$\textbf Z[\sqrt{pq}]$ is not a UFD if $\left( \frac{q}p \right) = -1$ and $p \equiv 1 \pmod 4$. [duplicate]
Let $p$ and $q$ be primes such that $p \equiv 1 \pmod 4$ and $\left( \frac q p \right) = -1$. Show that $\textbf Z[\sqrt {pq}]$ is not a UFD.
I tried some examples like $p=5$ and $q = 2$. But I have no clue about the general case. Any hint?
Solution 1:
Is this from a textbook? If so, I would wager credits to navy beans that they want you to use quadratic reciprocity.
Suppose $q \equiv 1 \pmod 4$ as well. Then we have $$\left(\frac{p}{q}\right) = \left(\frac{q}{p}\right) = -1.$$
We could invoke either $-p$ or $-q$, but since the fundamental unit $\eta$ of $\mathcal{O}_{\mathbb{Q}(\sqrt{pq})}$ has norm $-1$ (Theorem $11.5.7$ in the), if there exists some number $x \in \mathcal{O}_{\mathbb{Q}(\sqrt{pq})}$ such that $N(x) = -p$ or $-q$, then $N(\eta x) = p$ or $q$, contradicting our Legendre symbol calculations.
We conclude that $p$ and $q$ are both irreducible. But then $p \mid (\sqrt{pq})^2$, $q \mid (\sqrt{pq})^2$, yet $p \nmid \sqrt{pq}$, $q \nmid \sqrt{pq}$. Therefore $\mathcal{O}_{\mathbb{Q}(\sqrt{pq})}$ is not UFD.
I hope this is enough of a hint for you to figure out the case $q \equiv 3 \pmod 4$.
Solution 2:
If $$\left(\frac{q}{p}\right) = -1,$$ that means that $q$ is not a quadratic residue modulo $p$. That much is obvious, right? It also means that $q$ is not a quadratic residue modulo $pq$ either. Thus, in your example, since 2 is not a quadratic residue modulo 5, it can't be a residue modulo 10 either, and is therefore irreducible.

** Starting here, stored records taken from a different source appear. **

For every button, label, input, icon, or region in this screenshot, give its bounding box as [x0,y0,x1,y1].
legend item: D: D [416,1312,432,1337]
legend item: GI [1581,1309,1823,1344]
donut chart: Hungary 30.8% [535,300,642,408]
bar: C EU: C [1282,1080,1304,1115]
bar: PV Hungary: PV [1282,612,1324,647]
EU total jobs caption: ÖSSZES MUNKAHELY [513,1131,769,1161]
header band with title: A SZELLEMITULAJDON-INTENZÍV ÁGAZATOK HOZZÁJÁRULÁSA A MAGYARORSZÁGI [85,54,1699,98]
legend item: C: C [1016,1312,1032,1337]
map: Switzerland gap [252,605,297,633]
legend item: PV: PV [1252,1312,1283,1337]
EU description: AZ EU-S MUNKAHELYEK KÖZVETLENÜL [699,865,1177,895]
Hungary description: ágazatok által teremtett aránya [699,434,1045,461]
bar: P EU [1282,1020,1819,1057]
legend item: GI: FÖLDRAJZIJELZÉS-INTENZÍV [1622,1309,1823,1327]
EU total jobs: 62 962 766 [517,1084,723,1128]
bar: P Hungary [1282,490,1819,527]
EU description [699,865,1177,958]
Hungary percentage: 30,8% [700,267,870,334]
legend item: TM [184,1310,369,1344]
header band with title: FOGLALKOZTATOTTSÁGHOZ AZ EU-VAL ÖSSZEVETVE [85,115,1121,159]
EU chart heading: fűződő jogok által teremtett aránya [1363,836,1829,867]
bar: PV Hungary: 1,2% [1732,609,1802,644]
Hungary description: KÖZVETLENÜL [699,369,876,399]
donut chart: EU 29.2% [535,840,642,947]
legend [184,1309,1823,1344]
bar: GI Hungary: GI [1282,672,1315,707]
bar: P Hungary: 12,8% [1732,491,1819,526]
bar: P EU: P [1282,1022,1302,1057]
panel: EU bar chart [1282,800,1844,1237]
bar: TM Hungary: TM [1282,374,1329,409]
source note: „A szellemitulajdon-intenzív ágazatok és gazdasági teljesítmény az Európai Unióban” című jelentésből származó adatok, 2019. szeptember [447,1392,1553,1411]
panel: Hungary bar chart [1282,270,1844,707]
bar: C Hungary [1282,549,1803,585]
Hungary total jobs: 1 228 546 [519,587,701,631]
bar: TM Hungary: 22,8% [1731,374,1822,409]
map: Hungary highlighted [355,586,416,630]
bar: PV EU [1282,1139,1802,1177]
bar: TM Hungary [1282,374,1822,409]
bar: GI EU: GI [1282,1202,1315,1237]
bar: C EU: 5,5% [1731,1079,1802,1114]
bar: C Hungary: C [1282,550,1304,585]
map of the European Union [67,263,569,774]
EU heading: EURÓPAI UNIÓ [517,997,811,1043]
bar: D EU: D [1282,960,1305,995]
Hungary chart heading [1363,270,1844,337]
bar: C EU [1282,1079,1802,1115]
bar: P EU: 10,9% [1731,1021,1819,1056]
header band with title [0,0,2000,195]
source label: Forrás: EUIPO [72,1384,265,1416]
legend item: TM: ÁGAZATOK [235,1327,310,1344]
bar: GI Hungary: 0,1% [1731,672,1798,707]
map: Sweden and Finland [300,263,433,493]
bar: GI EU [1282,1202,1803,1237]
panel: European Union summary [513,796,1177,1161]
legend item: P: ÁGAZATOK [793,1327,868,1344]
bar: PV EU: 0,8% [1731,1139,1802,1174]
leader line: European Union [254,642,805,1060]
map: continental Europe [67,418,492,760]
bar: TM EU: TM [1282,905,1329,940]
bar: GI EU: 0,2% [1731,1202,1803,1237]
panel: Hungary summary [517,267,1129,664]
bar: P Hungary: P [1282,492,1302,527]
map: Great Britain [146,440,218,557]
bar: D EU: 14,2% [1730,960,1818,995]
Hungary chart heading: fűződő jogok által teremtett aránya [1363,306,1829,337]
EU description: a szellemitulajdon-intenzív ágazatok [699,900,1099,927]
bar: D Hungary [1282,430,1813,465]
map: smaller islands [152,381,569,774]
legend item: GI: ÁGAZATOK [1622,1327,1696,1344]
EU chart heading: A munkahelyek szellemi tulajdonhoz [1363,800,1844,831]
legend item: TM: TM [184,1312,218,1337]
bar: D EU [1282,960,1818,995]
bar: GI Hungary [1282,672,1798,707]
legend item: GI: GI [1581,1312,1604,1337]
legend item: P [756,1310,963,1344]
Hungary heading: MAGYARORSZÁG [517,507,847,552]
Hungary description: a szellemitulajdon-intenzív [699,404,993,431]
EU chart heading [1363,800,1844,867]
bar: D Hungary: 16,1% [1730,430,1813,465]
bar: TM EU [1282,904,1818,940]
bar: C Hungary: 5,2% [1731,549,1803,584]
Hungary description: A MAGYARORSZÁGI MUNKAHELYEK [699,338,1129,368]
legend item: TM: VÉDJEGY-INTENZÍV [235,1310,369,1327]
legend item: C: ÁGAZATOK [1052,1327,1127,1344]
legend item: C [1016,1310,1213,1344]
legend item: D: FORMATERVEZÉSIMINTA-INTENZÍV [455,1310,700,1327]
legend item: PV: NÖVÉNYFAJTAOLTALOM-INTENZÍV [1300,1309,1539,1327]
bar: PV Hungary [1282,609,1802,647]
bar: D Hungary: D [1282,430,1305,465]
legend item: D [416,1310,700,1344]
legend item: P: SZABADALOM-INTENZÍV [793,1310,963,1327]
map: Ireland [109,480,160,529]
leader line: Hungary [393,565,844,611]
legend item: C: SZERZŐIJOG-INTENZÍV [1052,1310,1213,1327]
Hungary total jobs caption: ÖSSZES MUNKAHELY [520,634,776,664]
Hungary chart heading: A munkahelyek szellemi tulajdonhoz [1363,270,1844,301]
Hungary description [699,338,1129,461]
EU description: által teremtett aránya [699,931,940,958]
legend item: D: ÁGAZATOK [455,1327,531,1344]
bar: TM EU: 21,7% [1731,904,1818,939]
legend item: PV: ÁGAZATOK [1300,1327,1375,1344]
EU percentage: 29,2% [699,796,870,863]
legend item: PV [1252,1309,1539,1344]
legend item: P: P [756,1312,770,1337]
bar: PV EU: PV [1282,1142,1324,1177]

Since $q$ is irreducible, it's not divisible by $\sqrt{pq}$. So we conclude that $pq$ has two distinct factorizations in $\mathbb Z[\sqrt{pq}]$: $$(\sqrt{pq})^2 = pq.$$
Well, that might slightly wrong if $p$ can be broken down, but $q$ can't. In order to present this answer first, I have not actually pondered the significance of quadratic reciprocity to your question.
Solution 3:
Let $N$ denote the usual norm, i.e. $N(x+\sqrt{pq}y) = (x+\sqrt{pq}y)(x-\sqrt{pq}y) = x^2-pqy^2$.
The hypotheses are that $\left( \frac{-1}{p} \right) = 1$ and $\left( \frac{q}{p} \right) = -1$, or equivalently that $\left( \frac{\pm q}{p} \right) = -1$, or equivalently that $x^2\equiv q\pmod{p}$ and $x^2\equiv -q\pmod{p}$ are not solvable in the integers.
If $\alpha = x+\sqrt{pq}y\in\mathbb Z[\sqrt{pq}]$, then $N(\alpha)\equiv x^2 \pmod{p}$, so the hypotheses imply that neither $q$ nor $-q$ is a norm element. Hence $N(q) = q^2$ and $N(\sqrt{pq}) = -pq$ are not expressible as a product of two nonunit norm elements. This proves that $q$ and $u:=\sqrt{pq}$ are irreducible elements of $\mathbb Z[\sqrt{pq}]$. Since $u\cdot u = p\cdot q$, if $\mathbb Z[\sqrt{pq}]$ were a UFD we would have to have that $u, p$ and $q$ are all associate primes. But this is not so, because their norms are not associate integers.